Filmin örgüsü, ilk bakışta hüzünlü ve depresif bir hikâye üzerine kurulu gibi görünür. Fakat Aki Kaurismäki’nin elinde bu kadar yürek burkucu bir sonuç doğurmayacağını beklemek yersiz olmaz. Zira Kaurismäki, şimdiye kadar umutsuz senaryolardan mizahı ve dokunaklılığı ustaca çıkarabilen benzersiz bir film diliyle donatılmış birden fazla yapım ortaya çıkarmıştır. “Proletarya Üçlemesi” olarak bilinen Shadows in Paradise (1986), Ariel (1988) ve The Match Factory Girl (1990) gibi kariyerinin erken dönem çalışmalarının ortak yönü, hüzünden mizahı ve mutluluğu ustaca damıtabilmesidir. Ve bu filmler, kalp kırıklığı ve kaybın derin uçurumlarını anlatmak için kelimelerin yetersizliğine vurgu yapan kısa ve öz konuşmalardan oluşur. Auteur yönetmenin bu filminin de yapısı, iki hikâyenin kesişimi üzerine kurulmuştur. Bunlardan birinde, çekici ama mağlubiyeti kabullenmiş işçi Holappa fabrika zeminlerinin köşelerinde gizlice votka içerken, büyük metal eşyaları kumlama işine tutunmaya çalışır. Diğerinde ise kararlı Ansa, düşük ücretli ve sonu gelmeyen işlerde bürokratik saçmalıklarla ve kötü şansla savaşır.

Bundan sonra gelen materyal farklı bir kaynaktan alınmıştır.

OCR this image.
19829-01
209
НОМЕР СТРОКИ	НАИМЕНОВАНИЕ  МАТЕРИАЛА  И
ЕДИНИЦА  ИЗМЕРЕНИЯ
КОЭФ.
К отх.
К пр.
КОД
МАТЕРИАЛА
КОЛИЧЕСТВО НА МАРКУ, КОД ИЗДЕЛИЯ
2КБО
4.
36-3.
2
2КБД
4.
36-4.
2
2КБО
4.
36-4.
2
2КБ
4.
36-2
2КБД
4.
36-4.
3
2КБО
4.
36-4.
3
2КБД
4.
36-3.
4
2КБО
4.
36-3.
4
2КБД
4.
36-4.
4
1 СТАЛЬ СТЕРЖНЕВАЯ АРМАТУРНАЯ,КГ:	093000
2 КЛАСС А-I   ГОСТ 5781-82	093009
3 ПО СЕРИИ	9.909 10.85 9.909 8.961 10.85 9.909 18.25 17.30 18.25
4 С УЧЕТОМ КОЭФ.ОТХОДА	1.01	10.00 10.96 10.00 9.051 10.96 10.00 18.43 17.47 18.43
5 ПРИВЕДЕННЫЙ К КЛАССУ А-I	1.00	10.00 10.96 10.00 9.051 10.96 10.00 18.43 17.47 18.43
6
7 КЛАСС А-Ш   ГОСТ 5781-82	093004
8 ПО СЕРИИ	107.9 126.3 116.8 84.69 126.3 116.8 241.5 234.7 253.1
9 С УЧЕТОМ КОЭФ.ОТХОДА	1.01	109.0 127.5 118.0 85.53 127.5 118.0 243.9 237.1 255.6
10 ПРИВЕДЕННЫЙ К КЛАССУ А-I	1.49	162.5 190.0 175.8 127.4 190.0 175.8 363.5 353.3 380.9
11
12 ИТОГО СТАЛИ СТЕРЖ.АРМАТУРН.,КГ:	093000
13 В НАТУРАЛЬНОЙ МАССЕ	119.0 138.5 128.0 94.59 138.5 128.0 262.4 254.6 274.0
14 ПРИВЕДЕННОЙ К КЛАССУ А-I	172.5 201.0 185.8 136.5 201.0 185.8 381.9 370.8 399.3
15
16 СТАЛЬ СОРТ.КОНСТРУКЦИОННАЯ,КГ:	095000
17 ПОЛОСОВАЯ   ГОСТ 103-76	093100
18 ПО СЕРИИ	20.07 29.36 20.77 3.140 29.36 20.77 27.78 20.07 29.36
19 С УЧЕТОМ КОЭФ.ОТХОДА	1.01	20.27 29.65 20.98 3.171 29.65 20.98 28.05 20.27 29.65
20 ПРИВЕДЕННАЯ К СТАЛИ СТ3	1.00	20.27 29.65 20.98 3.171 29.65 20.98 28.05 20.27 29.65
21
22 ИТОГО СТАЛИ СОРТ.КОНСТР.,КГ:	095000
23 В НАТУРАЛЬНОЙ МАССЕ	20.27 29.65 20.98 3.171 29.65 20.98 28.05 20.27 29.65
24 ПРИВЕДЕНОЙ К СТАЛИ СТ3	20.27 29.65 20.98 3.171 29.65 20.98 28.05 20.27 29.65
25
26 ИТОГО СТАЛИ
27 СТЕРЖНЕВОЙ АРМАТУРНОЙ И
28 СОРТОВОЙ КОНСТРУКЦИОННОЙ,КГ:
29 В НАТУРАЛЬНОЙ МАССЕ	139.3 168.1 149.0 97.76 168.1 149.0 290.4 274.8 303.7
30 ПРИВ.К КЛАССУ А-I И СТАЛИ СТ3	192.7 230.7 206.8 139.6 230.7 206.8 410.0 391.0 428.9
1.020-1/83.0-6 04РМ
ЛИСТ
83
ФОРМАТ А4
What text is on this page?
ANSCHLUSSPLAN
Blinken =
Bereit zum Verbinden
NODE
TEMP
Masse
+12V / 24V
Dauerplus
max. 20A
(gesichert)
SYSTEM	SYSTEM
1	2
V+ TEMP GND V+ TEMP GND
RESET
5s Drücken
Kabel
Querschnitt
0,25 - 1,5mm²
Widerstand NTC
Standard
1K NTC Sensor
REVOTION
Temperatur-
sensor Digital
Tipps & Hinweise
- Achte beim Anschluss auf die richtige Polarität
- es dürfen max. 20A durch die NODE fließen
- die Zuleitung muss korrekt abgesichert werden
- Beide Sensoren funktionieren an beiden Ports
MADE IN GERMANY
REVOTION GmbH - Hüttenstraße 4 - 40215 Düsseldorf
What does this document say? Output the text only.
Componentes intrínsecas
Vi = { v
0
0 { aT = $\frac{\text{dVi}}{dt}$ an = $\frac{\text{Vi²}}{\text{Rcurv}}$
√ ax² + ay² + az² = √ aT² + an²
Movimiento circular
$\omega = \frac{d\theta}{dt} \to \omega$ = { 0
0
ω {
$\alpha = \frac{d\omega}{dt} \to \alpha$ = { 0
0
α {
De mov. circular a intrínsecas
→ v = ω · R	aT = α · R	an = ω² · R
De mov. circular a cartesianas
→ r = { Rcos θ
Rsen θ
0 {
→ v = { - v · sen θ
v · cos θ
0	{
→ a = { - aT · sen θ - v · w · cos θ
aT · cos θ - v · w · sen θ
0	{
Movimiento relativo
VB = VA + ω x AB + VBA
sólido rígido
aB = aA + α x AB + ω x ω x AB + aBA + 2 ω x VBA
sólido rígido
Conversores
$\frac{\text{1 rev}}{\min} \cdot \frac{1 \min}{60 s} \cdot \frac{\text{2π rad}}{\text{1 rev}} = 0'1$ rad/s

Fallen Leaves, özellikle karmaşık ya da yoğun bir film değil. Ancak dünyanın duyusal zevklerine karşı pek az filmde olduğu gibi sürekli tetikte bekler. Bu da sonuçta onu senaryosunda gömülü olan sefaletin üzerine çıkarır.
Kaurismäki, sadeleştirilmiş donuk melankolinin adeta bir ustasıdır ve Fallen Leaves ile sadık tebaasına görünüş ve ruh açısından yakın bir hikâye hediye eder. Gölgeli ışıklandırması ve renk paletleri, yönetmenin her zamanki dokunuşları olarak bu yapımda da gözlemlenebilir. Bu film, onun Fin işçi sınıfının acılarıyla ilgili diğer öykülerini temel alır ve baştan sona diğer yönetmenlere alaycı selamlar barındırır. Onurunu hiçbir zaman kaybetmeyen, kötü kaderle, bürokrasiyle ve patronlarla karşı karşıya kaldığında bile pes etmeyi reddeden işçi sınıfının hayatını, sevgi dolu bir dille tasvir eder.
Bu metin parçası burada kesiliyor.